Est-ce enfin le signe d’une volonté réelle de s’inscrire dans le processus d’un dialogue inclusif inter-malien ? Telle est la principale question qui semble tarauder les esprits de bien des observateurs de la crise malienne après la publication, mardi, d’une déclaration commune de trois mouvements armés. Réunis dans la capitale algérienne, Le Mnla, le MAA et le Hcua ont surtout lancé un ultimatum aux groupes armés «orphelins» afin qu’ils rejoignent le processus de dialogue.
Du 5 au 9 juin dernier, le Mouvement national de libération de l’Azawad, le Mouvement arabe de l’Azawad et le Haut conseil de l’unité de l’Azawad se sont réunis autour d’une même table, sous l’égide du médiateur algérien. Cette rencontre était la deuxième du genre, car les mêmes mouvements s’étaient retrouvés, en janvier dernier, toujours dans la capitale algérienne, en vue de la relance du dialogue inter-malien.

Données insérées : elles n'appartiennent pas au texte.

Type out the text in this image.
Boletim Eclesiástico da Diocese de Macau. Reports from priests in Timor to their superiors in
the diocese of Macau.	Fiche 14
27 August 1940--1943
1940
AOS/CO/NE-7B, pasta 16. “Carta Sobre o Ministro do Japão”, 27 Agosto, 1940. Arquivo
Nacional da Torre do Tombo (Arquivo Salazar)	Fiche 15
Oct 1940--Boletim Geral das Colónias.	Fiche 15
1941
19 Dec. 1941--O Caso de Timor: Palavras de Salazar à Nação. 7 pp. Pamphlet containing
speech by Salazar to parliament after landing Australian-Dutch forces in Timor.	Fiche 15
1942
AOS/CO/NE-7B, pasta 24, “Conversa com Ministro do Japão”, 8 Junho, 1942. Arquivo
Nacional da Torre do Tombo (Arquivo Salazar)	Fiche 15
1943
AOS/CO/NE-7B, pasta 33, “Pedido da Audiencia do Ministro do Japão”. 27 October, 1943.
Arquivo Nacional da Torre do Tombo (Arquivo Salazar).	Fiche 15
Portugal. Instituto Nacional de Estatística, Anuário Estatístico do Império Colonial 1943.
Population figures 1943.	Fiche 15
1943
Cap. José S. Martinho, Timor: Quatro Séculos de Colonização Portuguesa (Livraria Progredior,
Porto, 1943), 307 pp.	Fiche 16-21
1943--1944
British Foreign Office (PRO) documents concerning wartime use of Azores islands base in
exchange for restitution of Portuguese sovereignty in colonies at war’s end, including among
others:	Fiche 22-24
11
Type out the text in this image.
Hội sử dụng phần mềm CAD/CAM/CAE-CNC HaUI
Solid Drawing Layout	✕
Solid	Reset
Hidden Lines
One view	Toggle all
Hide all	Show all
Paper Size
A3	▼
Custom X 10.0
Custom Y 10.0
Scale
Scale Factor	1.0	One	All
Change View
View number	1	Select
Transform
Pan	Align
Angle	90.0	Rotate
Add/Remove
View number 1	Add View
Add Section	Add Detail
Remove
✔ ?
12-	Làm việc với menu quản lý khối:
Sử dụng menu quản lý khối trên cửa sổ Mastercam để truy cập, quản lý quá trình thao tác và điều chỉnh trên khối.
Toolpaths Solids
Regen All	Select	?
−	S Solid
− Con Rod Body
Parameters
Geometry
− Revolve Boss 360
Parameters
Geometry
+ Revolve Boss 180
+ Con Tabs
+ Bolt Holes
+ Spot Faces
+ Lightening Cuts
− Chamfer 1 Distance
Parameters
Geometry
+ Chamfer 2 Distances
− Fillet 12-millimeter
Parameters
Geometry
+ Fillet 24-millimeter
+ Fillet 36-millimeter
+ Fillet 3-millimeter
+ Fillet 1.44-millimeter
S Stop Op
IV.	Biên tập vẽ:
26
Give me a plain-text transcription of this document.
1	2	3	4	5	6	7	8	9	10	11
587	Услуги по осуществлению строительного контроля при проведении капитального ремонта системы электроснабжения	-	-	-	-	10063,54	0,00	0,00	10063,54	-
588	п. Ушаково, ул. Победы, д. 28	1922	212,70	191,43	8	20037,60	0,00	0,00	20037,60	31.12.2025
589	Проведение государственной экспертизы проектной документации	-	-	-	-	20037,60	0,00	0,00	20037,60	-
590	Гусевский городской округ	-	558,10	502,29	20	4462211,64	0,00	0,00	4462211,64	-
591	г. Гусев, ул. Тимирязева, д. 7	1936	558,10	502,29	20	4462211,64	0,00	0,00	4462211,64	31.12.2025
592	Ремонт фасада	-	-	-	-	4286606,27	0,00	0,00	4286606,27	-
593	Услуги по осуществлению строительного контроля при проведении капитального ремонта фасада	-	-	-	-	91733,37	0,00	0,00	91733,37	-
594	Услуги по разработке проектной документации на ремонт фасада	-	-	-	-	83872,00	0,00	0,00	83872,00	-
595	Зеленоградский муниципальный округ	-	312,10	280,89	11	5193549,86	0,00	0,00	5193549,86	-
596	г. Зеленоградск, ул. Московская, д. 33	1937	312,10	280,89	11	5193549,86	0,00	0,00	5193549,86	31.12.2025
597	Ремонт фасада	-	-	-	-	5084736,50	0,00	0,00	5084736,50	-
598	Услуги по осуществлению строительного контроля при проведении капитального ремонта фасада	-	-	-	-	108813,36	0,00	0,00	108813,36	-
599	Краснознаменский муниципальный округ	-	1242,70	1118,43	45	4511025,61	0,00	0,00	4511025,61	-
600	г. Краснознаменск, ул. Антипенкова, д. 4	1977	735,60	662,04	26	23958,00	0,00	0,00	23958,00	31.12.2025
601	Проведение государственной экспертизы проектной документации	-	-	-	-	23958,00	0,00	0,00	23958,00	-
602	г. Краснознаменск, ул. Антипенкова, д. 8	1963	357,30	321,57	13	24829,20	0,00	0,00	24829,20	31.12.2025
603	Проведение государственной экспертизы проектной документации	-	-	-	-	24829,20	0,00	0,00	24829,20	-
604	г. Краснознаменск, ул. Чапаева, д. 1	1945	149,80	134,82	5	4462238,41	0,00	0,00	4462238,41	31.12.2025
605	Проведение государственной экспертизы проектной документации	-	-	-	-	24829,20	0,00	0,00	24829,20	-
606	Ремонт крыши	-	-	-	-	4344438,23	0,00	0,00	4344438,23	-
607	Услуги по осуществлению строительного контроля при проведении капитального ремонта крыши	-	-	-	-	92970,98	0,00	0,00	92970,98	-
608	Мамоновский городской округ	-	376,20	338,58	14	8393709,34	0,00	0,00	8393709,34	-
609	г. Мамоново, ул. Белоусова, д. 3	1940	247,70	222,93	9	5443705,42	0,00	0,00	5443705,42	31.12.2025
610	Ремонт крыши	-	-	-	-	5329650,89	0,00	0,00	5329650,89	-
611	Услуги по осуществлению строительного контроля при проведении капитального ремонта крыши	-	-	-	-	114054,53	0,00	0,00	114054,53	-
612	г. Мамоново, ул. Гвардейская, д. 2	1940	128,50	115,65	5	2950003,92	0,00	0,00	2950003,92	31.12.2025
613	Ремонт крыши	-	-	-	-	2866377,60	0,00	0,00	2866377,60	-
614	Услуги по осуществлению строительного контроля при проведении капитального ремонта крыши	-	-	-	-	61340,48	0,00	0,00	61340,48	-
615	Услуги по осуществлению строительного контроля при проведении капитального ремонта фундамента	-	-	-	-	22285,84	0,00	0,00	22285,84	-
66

Ces consultations exploratoires, visent, conformément au vœu du gouvernement malien, à permettre aux groupes armés éligibles au dialogue d’harmoniser leurs positions en vue des futures négociations inclusives. Ainsi, au terme de 5 jours de tractations, les trois mouvements, signataires du cessez-le-feu du 23 mai dernier, ont fait une déclaration commune dans laquelle ils expriment leur volonté d’œuvrer à la consolidation du processus de paix au Mali. Dans ce document dit «Déclaration d’Alger» et signé par leurs secrétaires généraux respectifs, le Mnla, le MAA et le Hcua expriment surtout leur plein respect de l’intégrité territoriale et l’unité nationale du Mali.
Parallèlement à cette déclaration, Bilal Ag Achérif pour le Mnla, Alghabass Ag Intalla pour le Hcua et Sidi Brahim Ould Sidati au nom du MAA, ont signé un autre document dans lequel ils lancent un appel à toutes personnes et à tous les groupes armés qui sont hors du processus de dialogue, à rejoindre, dans un délai d’un mois, l’un des mouvements signataires de ladite déclaration. «Toute personne ou groupe armé qui n’auront pas fait leur choix à cette date seront responsables de toutes décisions qui seront prises à leur encontre», prévient la déclaration.
Voilà ce qui pouvait sonner, de l’avis d’observateurs avisés de la crise malienne, comme le point de départ d’une réelle volonté chez ces mouvements de s’inscrire définitivement dans le processus de négociations avec le gouvernement malien. Sauf que ces derniers, depuis le début du processus, ont toujours joué au dilatoire et à la fuite en avant de sorte que leurs déclarations sont toujours reçues avec une certaine réserve. Surtout quand on sait que cette déclaration intervient dans un contexte où les groupes armés signataires ont tiré une certaine ascendance psychologique sur le gouvernement malien suite aux affrontements récents de Kidal, où, appuyés par leurs alliés terroristes, ils ont remporté la bataille.
Par ailleurs, pour revenir à l’ultimatum qu’ils ont lancé aux autres mouvements, cela devrait permettre tout de même au gouvernement d’avoir en face de lui un nombre restreint d’interlocuteurs. Il faut aussi dire que cet appel sonne comme un camouflet pour Ibrahim Mohamed Ag Assaleh, un dissident du Mnla, qui a récemment créé son propre mouvement du nom de Coalition pour le peuple de l’Azawad (CPA).
L’on se rappelle que suite à des tensions qui ont agité pendant des mois le Mouvement national de libération de l’Azawad, ce haut cadre du mouvement indépendantiste touareg avait lancé son propre mouvement politico-militaire, le mardi 18 mars dernier. Ancien député de Bourem, dans la région de Gao, Assaleh avait été jugé trop proches des intérêts de Bamako par le Secrétaire général du Mnla, Bilal Ag Chérif, qui avait ainsi choisi de l’écarter, selon certaines sources.
Dès la création de sa Coalition, Ibrahim Ag Mohamed Assaleh avait tendu la main au gouvernement malien pour la relance du dialogue qu’il trouvait timide. Sera-t-il ainsi contraint de revenir dans son mouvement d’origine ? Une chose est sûre, c’est que le CPA est appelé à disparaître si la déclaration des principaux mouvements armés était respecté.